Há ao menos um efeito positivo do levante de João Doria contra a Cracolândia em São Paulo: o debate sobre o tema esquentou, e de forma propositiva. Em matéria para o Jornal Hoje, a Globo lembrou a solução americana em Nova Iorque, que já havia sido de tema de reportagem do Bom Dia Brasil em 2013.

Nos anos 1980, um terço dos homicídios na metrópole tinham relação com o consumo de crack. Em acordo com a política de tolerância zero do prefeito Rudolph Giuliani, o efetivo policial cresceu 45%, com um mínimo de 15 anos de cadeia para o traficante flagrado portando ao menos 110 gramas de qualquer tipo de droga. A ação contou com forte atuação de policiais à paisana, além da colaboração de associações de bairro.

Na Europa, a batalha foi mais “humanizada”. Em Frankfurt, o primeiro passo foi a descriminalização do usuário, com o entendimento de que se tratava de um problema de saúde, e não de segurança pública. Salas para consumo controlado dos entorpecentes foram preparadas, com o foco nas terapias de substituição, que não levam o usuário à abstinência, mas ao controle do próprio vício, sempre monitorados por médicos, que disponibilizavam opioides, como a metadona, em quantidades seguras. As forças policiais só entraram em campo quando o ambiente para tratamento estava preparado. E para exclusivamente conter o assédio dos traficantes.

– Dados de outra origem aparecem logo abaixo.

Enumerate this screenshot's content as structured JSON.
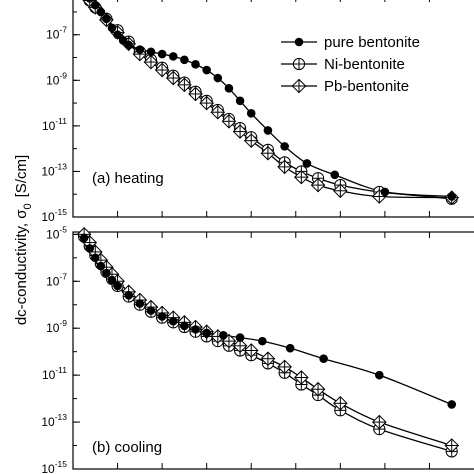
{
  "chart_data": {
    "type": "line",
    "ylabel_main": "dc-conductivity, σ",
    "ylabel_sub": "0",
    "ylabel_unit": "[S/cm]",
    "y_scale": "log",
    "legend": [
      {
        "name": "pure bentonite",
        "marker": "filled-circle"
      },
      {
        "name": "Ni-bentonite",
        "marker": "crossed-circle"
      },
      {
        "name": "Pb-bentonite",
        "marker": "crossed-diamond"
      }
    ],
    "legend_position": "top-right",
    "panels": [
      {
        "label": "(a) heating",
        "ylim_log10": [
          -15,
          -5.3
        ],
        "yticks": [
          {
            "base": "10",
            "exp": "-7",
            "value": -7
          },
          {
            "base": "10",
            "exp": "-9",
            "value": -9
          },
          {
            "base": "10",
            "exp": "-11",
            "value": -11
          },
          {
            "base": "10",
            "exp": "-13",
            "value": -13
          },
          {
            "base": "10",
            "exp": "-15",
            "value": -15
          }
        ],
        "series": [
          {
            "name": "pure bentonite",
            "marker": "filled-circle",
            "x": [
              1.5,
              2,
              2.5,
              3,
              3.5,
              4,
              4.5,
              5,
              6,
              7,
              8,
              9,
              10,
              11,
              12,
              13,
              14,
              15,
              16,
              17.5,
              19,
              21,
              23.5,
              28,
              34
            ],
            "log_sigma": [
              -5.4,
              -5.7,
              -6.0,
              -6.3,
              -6.7,
              -7.0,
              -7.25,
              -7.45,
              -7.65,
              -7.75,
              -7.85,
              -7.95,
              -8.1,
              -8.3,
              -8.55,
              -8.9,
              -9.35,
              -9.9,
              -10.45,
              -11.2,
              -11.9,
              -12.65,
              -13.15,
              -13.9,
              -14.1
            ]
          },
          {
            "name": "Ni-bentonite",
            "marker": "crossed-circle",
            "x": [
              1.5,
              2,
              3,
              4,
              5,
              6,
              7,
              8,
              9,
              10,
              11,
              12,
              13,
              14,
              15,
              16,
              17.5,
              19,
              20.5,
              22,
              24,
              27.5,
              34
            ],
            "log_sigma": [
              -5.5,
              -5.8,
              -6.3,
              -6.8,
              -7.3,
              -7.75,
              -8.1,
              -8.45,
              -8.8,
              -9.1,
              -9.5,
              -9.9,
              -10.3,
              -10.7,
              -11.1,
              -11.5,
              -12.05,
              -12.6,
              -13.0,
              -13.3,
              -13.6,
              -13.9,
              -14.2
            ]
          },
          {
            "name": "Pb-bentonite",
            "marker": "crossed-diamond",
            "x": [
              1.5,
              2,
              3,
              4,
              5,
              6,
              7,
              8,
              9,
              10,
              11,
              12,
              13,
              14,
              15,
              16,
              17.5,
              19,
              20.5,
              22,
              24,
              27.5,
              34
            ],
            "log_sigma": [
              -5.5,
              -5.8,
              -6.35,
              -6.9,
              -7.4,
              -7.85,
              -8.2,
              -8.55,
              -8.9,
              -9.2,
              -9.6,
              -10.0,
              -10.4,
              -10.8,
              -11.25,
              -11.65,
              -12.2,
              -12.8,
              -13.25,
              -13.6,
              -13.85,
              -14.1,
              -14.15
            ]
          }
        ]
      },
      {
        "label": "(b) cooling",
        "ylim_log10": [
          -15,
          -4.9
        ],
        "yticks": [
          {
            "base": "10",
            "exp": "-5",
            "value": -5
          },
          {
            "base": "10",
            "exp": "-7",
            "value": -7
          },
          {
            "base": "10",
            "exp": "-9",
            "value": -9
          },
          {
            "base": "10",
            "exp": "-11",
            "value": -11
          },
          {
            "base": "10",
            "exp": "-13",
            "value": -13
          },
          {
            "base": "10",
            "exp": "-15",
            "value": -15
          }
        ],
        "series": [
          {
            "name": "pure bentonite",
            "marker": "filled-circle",
            "x": [
              1,
              1.5,
              2,
              2.5,
              3,
              3.5,
              4,
              5,
              6,
              7,
              8,
              9,
              10,
              11,
              12,
              13.5,
              15,
              17,
              19.5,
              22.5,
              27.5,
              34
            ],
            "log_sigma": [
              -5.15,
              -5.6,
              -6.0,
              -6.35,
              -6.65,
              -6.95,
              -7.2,
              -7.6,
              -7.95,
              -8.25,
              -8.5,
              -8.7,
              -8.9,
              -9.05,
              -9.2,
              -9.3,
              -9.4,
              -9.55,
              -9.85,
              -10.3,
              -11.0,
              -12.25
            ]
          },
          {
            "name": "Ni-bentonite",
            "marker": "crossed-circle",
            "x": [
              1,
              1.5,
              2,
              2.5,
              3,
              3.5,
              4,
              5,
              6,
              7,
              8,
              9,
              10,
              11,
              12,
              13,
              14,
              15,
              16,
              17.5,
              19,
              20.5,
              22,
              24,
              27.5,
              34
            ],
            "log_sigma": [
              -5.1,
              -5.5,
              -5.9,
              -6.25,
              -6.6,
              -6.9,
              -7.2,
              -7.65,
              -8.0,
              -8.3,
              -8.55,
              -8.75,
              -8.95,
              -9.15,
              -9.35,
              -9.55,
              -9.75,
              -9.95,
              -10.15,
              -10.5,
              -10.9,
              -11.4,
              -11.85,
              -12.5,
              -13.3,
              -14.25
            ]
          },
          {
            "name": "Pb-bentonite",
            "marker": "crossed-diamond",
            "x": [
              1,
              1.5,
              2,
              2.5,
              3,
              3.5,
              4,
              5,
              6,
              7,
              8,
              9,
              10,
              11,
              12,
              13,
              14,
              15,
              16,
              17.5,
              19,
              20.5,
              22,
              24,
              27.5,
              34
            ],
            "log_sigma": [
              -5.0,
              -5.35,
              -5.75,
              -6.1,
              -6.4,
              -6.7,
              -7.0,
              -7.45,
              -7.8,
              -8.1,
              -8.35,
              -8.55,
              -8.75,
              -8.95,
              -9.15,
              -9.35,
              -9.55,
              -9.75,
              -9.95,
              -10.3,
              -10.65,
              -11.1,
              -11.6,
              -12.2,
              -13.0,
              -14.0
            ]
          }
        ]
      }
    ]
  }
}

Há um detalhe importante, contudo: na Alemanha, a vilã era a heroína. E não há tratamento semelhante que funcione contra o crack. Mesmo contra a cocaína, as pesquisas são recentes.

Em ambos os exemplos, resta uma certeza: não há um remédio que sozinho resolva o problema. A solução passa por um trabalho coordenado entre a segurança e a saúde pública, além de um diálogo claro com a sociedade.